Im Folgenden setzt sich unser Redakteur Simon mit der zunehmenden Popularität von "echten" Verbrecher:innen im Deutschrap-Kosmos auseinander.
Es ist 15 Jahre her, da veröffentlichte ein gewisser Rapper das Album "Staatsfeind Nr. 1", Massiv kam mit dem "Ghettolied" um die Ecke und MOK releaste die Platte "Muzik oder Knast". Gemein haben alle drei Releases nicht nur, dass sie von Berlinern sind, sondern auch, dass die Genannten zu der damaligen Zeit als absolute Bad Boys der Szene durchgingen. Mit enormer Mittelfingerattitüde wurden Geschichten erzählt und ein Image aufgebaut, dessen Strahlkraft in der Retrospektive kaum glaubhaft nachempfunden werden kann. Aus heutiger Sicht noch weit unglaublicher ist die scheinbare Authentizität, die damit einherging. So schien es für die damals frühpubertären geneigten Hörer:innen komplett glaubwürdig, dass die genannten Rapper tatsächlich die absolut größten Ganoven im deutschsprachigen Raum waren. Über 15 Jahre später scheint es schon fast absurd, dass es akzeptiert war, sich so unironisch selbst zu erhöhen. Dass Massiv ursprünglich nicht aus Berlin kommt, wurde beispielsweise mit "Che Guevara war auch kein Kubaner …" beantwortet. Auch die vorgeworfene Körperverletzung, die zum eingangs erwähnten Albumtitel "Staatsfeind Nr. 1" führte, wirkt fast wie eine Lappalie angesichts der Verbrechen und vollzogenen Haftstrafen, von denen Rapper:innen heutzutage berichten.
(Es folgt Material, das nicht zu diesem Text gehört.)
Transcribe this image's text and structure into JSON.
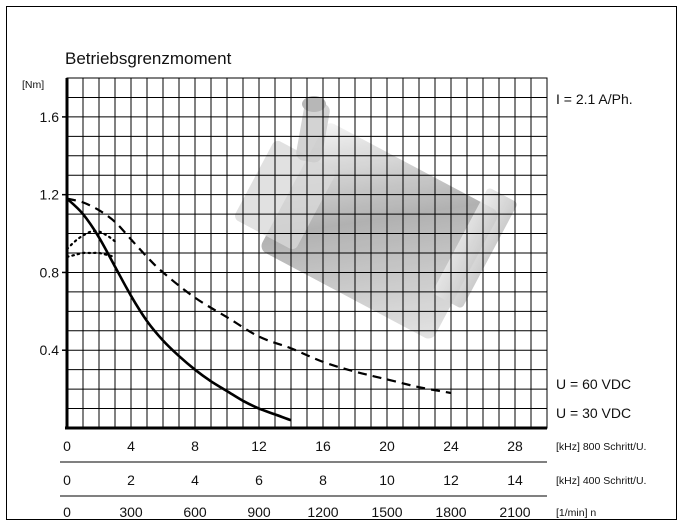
{
  "chart_data": {
    "type": "line",
    "title": "Betriebsgrenzmoment",
    "y_unit": "[Nm]",
    "ylim": [
      0,
      1.8
    ],
    "y_ticks": [
      "0.4",
      "0.8",
      "1.2",
      "1.6"
    ],
    "y_tick_values": [
      0.4,
      0.8,
      1.2,
      1.6
    ],
    "x_axes": [
      {
        "label": "[kHz] 800 Schritt/U.",
        "ticks": [
          "0",
          "4",
          "8",
          "12",
          "16",
          "20",
          "24",
          "28"
        ]
      },
      {
        "label": "[kHz] 400 Schritt/U.",
        "ticks": [
          "0",
          "2",
          "4",
          "6",
          "8",
          "10",
          "12",
          "14"
        ]
      },
      {
        "label": "[1/min] n",
        "ticks": [
          "0",
          "300",
          "600",
          "900",
          "1200",
          "1500",
          "1800",
          "2100"
        ]
      }
    ],
    "xlim": [
      0,
      30
    ],
    "grid": true,
    "annotation_current": "I = 2.1 A/Ph.",
    "series": [
      {
        "name": "U = 60 VDC",
        "style": "dashed",
        "x": [
          0,
          1,
          2,
          3,
          4,
          5,
          6,
          8,
          10,
          12,
          14,
          16,
          18,
          20,
          22,
          24
        ],
        "y": [
          1.18,
          1.16,
          1.12,
          1.06,
          0.97,
          0.88,
          0.8,
          0.67,
          0.57,
          0.47,
          0.41,
          0.34,
          0.29,
          0.25,
          0.21,
          0.18
        ]
      },
      {
        "name": "U = 30 VDC",
        "style": "solid",
        "x": [
          0,
          1,
          2,
          3,
          4,
          5,
          6,
          7,
          8,
          9,
          10,
          11,
          12,
          13,
          14
        ],
        "y": [
          1.18,
          1.1,
          0.98,
          0.83,
          0.68,
          0.55,
          0.45,
          0.37,
          0.3,
          0.24,
          0.19,
          0.14,
          0.1,
          0.07,
          0.04
        ]
      },
      {
        "name": "",
        "style": "dotted",
        "x": [
          0,
          0.5,
          1,
          1.5,
          2,
          2.5,
          3
        ],
        "y": [
          0.92,
          0.96,
          0.99,
          1.01,
          1.01,
          0.99,
          0.96
        ]
      },
      {
        "name": "",
        "style": "dotted",
        "x": [
          0,
          0.5,
          1,
          1.5,
          2,
          2.5,
          3
        ],
        "y": [
          0.88,
          0.89,
          0.9,
          0.9,
          0.9,
          0.89,
          0.88
        ]
      }
    ],
    "colors": {
      "axis": "#000000",
      "grid": "#000000",
      "curve": "#000000"
    }
  }
}
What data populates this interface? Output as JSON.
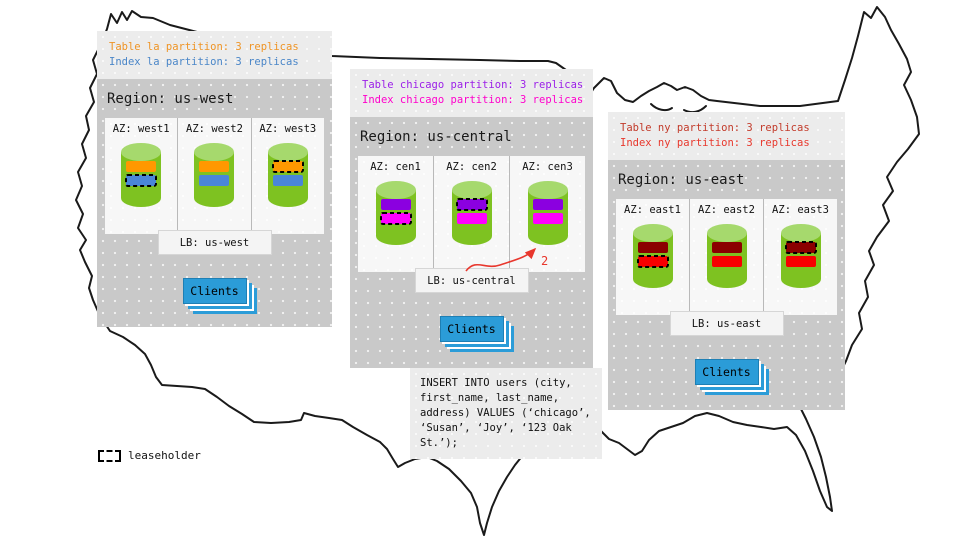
{
  "map": {
    "name": "united-states-outline",
    "stroke_color": "#1a1a1a"
  },
  "regions": [
    {
      "id": "us-west",
      "caption_lines": [
        {
          "text": "Table la partition: 3 replicas",
          "color": "#ef9425"
        },
        {
          "text": "Index la partition: 3 replicas",
          "color": "#4a86c8"
        }
      ],
      "title": "Region: us-west",
      "table_color": "#ff9800",
      "index_color": "#4a86d8",
      "azs": [
        {
          "label": "AZ: west1",
          "table_leaseholder": false,
          "index_leaseholder": true
        },
        {
          "label": "AZ: west2",
          "table_leaseholder": false,
          "index_leaseholder": false
        },
        {
          "label": "AZ: west3",
          "table_leaseholder": true,
          "index_leaseholder": false
        }
      ],
      "lb_label": "LB: us-west",
      "clients_label": "Clients"
    },
    {
      "id": "us-central",
      "caption_lines": [
        {
          "text": "Table chicago partition: 3 replicas",
          "color": "#9b1fe8"
        },
        {
          "text": "Index chicago partition: 3 replicas",
          "color": "#ff00cc"
        }
      ],
      "title": "Region: us-central",
      "table_color": "#8b00e0",
      "index_color": "#ff00ff",
      "azs": [
        {
          "label": "AZ: cen1",
          "table_leaseholder": false,
          "index_leaseholder": true
        },
        {
          "label": "AZ: cen2",
          "table_leaseholder": true,
          "index_leaseholder": false
        },
        {
          "label": "AZ: cen3",
          "table_leaseholder": false,
          "index_leaseholder": false
        }
      ],
      "lb_label": "LB: us-central",
      "clients_label": "Clients",
      "annotation": {
        "label": "2",
        "color": "#e8372d"
      }
    },
    {
      "id": "us-east",
      "caption_lines": [
        {
          "text": "Table ny partition: 3 replicas",
          "color": "#c23b2b"
        },
        {
          "text": "Index ny partition: 3 replicas",
          "color": "#e8382d"
        }
      ],
      "title": "Region: us-east",
      "table_color": "#8b0000",
      "index_color": "#f70000",
      "azs": [
        {
          "label": "AZ: east1",
          "table_leaseholder": false,
          "index_leaseholder": true
        },
        {
          "label": "AZ: east2",
          "table_leaseholder": false,
          "index_leaseholder": false
        },
        {
          "label": "AZ: east3",
          "table_leaseholder": true,
          "index_leaseholder": false
        }
      ],
      "lb_label": "LB: us-east",
      "clients_label": "Clients"
    }
  ],
  "sql_note": "INSERT INTO users (city,\nfirst_name, last_name,\naddress) VALUES (‘chicago’,\n‘Susan’, ‘Joy’, ‘123 Oak\nSt.’);",
  "legend": {
    "label": "leaseholder"
  },
  "cylinder": {
    "body_color": "#7ec221",
    "top_color": "#a6d96d"
  }
}
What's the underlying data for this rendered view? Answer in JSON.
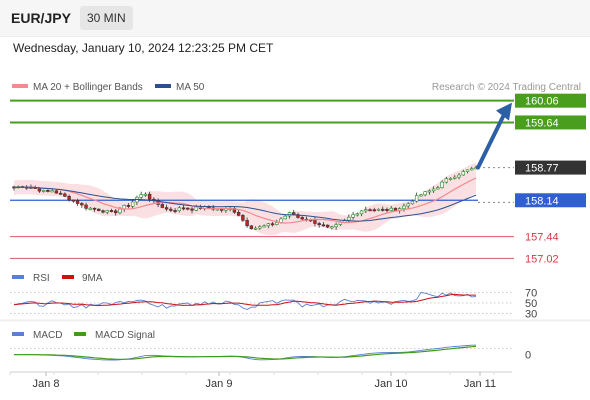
{
  "header": {
    "pair": "EUR/JPY",
    "timeframe": "30 MIN",
    "datetime": "Wednesday, January 10, 2024 12:23:25 PM CET"
  },
  "attribution": "Research © 2024 Trading Central",
  "colors": {
    "green": "#4a9e1e",
    "blue": "#2f5fd0",
    "red": "#e05a62",
    "dark": "#333333",
    "arrow": "#2b5fa6",
    "band": "#f9d5d9",
    "ma50": "#2c4f8f",
    "rsi": "#5b7fd4",
    "nineMA": "#cc1111",
    "macd": "#5b7fd4",
    "macdSignal": "#3f9c1a"
  },
  "legend_main": [
    {
      "label": "MA 20 + Bollinger Bands",
      "color": "#f4898f"
    },
    {
      "label": "MA 50",
      "color": "#2c4f8f"
    }
  ],
  "legend_rsi": [
    {
      "label": "RSI",
      "color": "#5b7fd4"
    },
    {
      "label": "9MA",
      "color": "#cc1111"
    }
  ],
  "legend_macd": [
    {
      "label": "MACD",
      "color": "#5b7fd4"
    },
    {
      "label": "MACD Signal",
      "color": "#3f9c1a"
    }
  ],
  "chart_data": [
    {
      "type": "candlestick",
      "ylim": [
        156.95,
        160.15
      ],
      "levels": [
        {
          "label": "160.06",
          "value": 160.06,
          "style": "green"
        },
        {
          "label": "159.64",
          "value": 159.64,
          "style": "green"
        },
        {
          "label": "158.77",
          "value": 158.77,
          "style": "dark"
        },
        {
          "label": "158.14",
          "value": 158.14,
          "style": "blue"
        },
        {
          "label": "157.44",
          "value": 157.44,
          "style": "red"
        },
        {
          "label": "157.02",
          "value": 157.02,
          "style": "red"
        }
      ],
      "x_ticks": [
        "Jan 8",
        "Jan 9",
        "Jan 10",
        "Jan 11"
      ],
      "close_path": [
        158.38,
        158.42,
        158.4,
        158.36,
        158.3,
        158.33,
        158.25,
        158.18,
        158.12,
        158.02,
        157.98,
        157.96,
        157.92,
        157.9,
        158.0,
        158.05,
        158.2,
        158.28,
        158.12,
        158.04,
        157.95,
        157.96,
        158.0,
        157.97,
        157.99,
        158.0,
        157.98,
        157.95,
        157.98,
        157.9,
        157.7,
        157.6,
        157.62,
        157.66,
        157.7,
        157.82,
        157.9,
        157.8,
        157.78,
        157.72,
        157.66,
        157.58,
        157.66,
        157.75,
        157.86,
        157.94,
        157.98,
        157.96,
        157.95,
        157.96,
        157.98,
        158.05,
        158.18,
        158.26,
        158.32,
        158.4,
        158.52,
        158.6,
        158.66,
        158.72,
        158.77
      ],
      "projection": {
        "from": 158.77,
        "to": 160.06
      }
    },
    {
      "type": "line",
      "name": "RSI",
      "levels": [
        70,
        50,
        30
      ],
      "level_labels": [
        "70",
        "50",
        "30"
      ],
      "ylim": [
        25,
        75
      ]
    },
    {
      "type": "line",
      "name": "MACD",
      "zero_label": "0",
      "ylim": [
        -0.3,
        0.25
      ]
    }
  ]
}
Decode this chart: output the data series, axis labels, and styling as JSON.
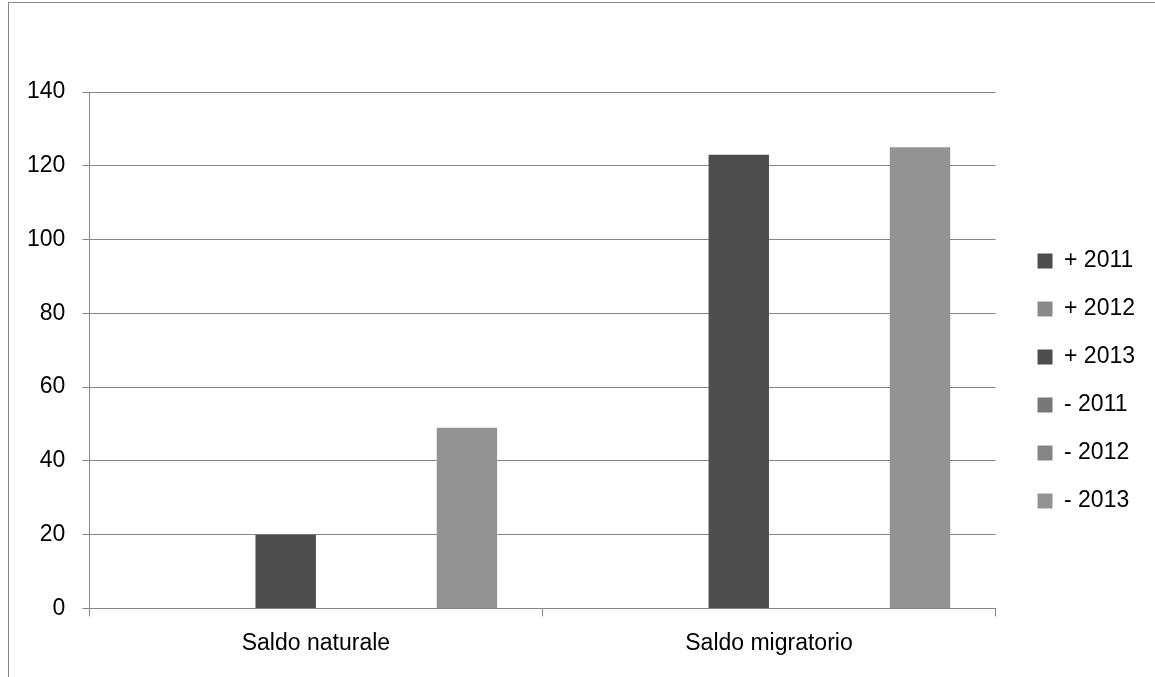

Als erstes dürfte einem da wahrscheinlich der Bonner Xatar in den Kopf kommen, nach dem, nach einem beinahe filmreifen Überfall auf einen Geldtransporter, über Monate hinweg international gefahndet wurde. Ab 2010 musste er dann vier Jahre im Gefängnis sitzen und ist heute mit Sicherheit einer der erfolgreichsten Label-Manager des Landes. Eine Zeit lang war diese Geschichte der relativ alleinstehende Höhepunkt in Bezug auf kriminelle Rapper:innen. In den letzten Jahren ist aber eine wahre Flut an Personen, die schon das ein oder andere Handy in den Knast schmuggeln lassen mussten, über die Szene hereingebrochen. Schwesta Ewa, O.G., Sugar MMFK, Omar: Die Liste ließe sich quasi beliebig weiter fortsetzen. Den bisherigen Peak dürfte diese Entwicklung mit dem Hype um Kolja Goldstein erreicht haben. Der in Holland lebende Rapper erzählt in seinen Tracks von Auftragsmorden, in Säure aufgelösten Kollegen und Kokain-Millionendeals. Und das in einer Detailliertheit und Eindringlichkeit, dass man durchaus geneigt ist, ihm die Worte abzukaufen. Die Beispiele zeigen: Menschen, die ob ihrer Biografie zuvor in Deutschland höchstens als der Rücken von bekannten Rapper:innen vorstellbar waren, sind inzwischen selbst bekannte Musiker:innen und veröffentlichen zum Teil wirklich stark gerappte, gut produzierte Songs.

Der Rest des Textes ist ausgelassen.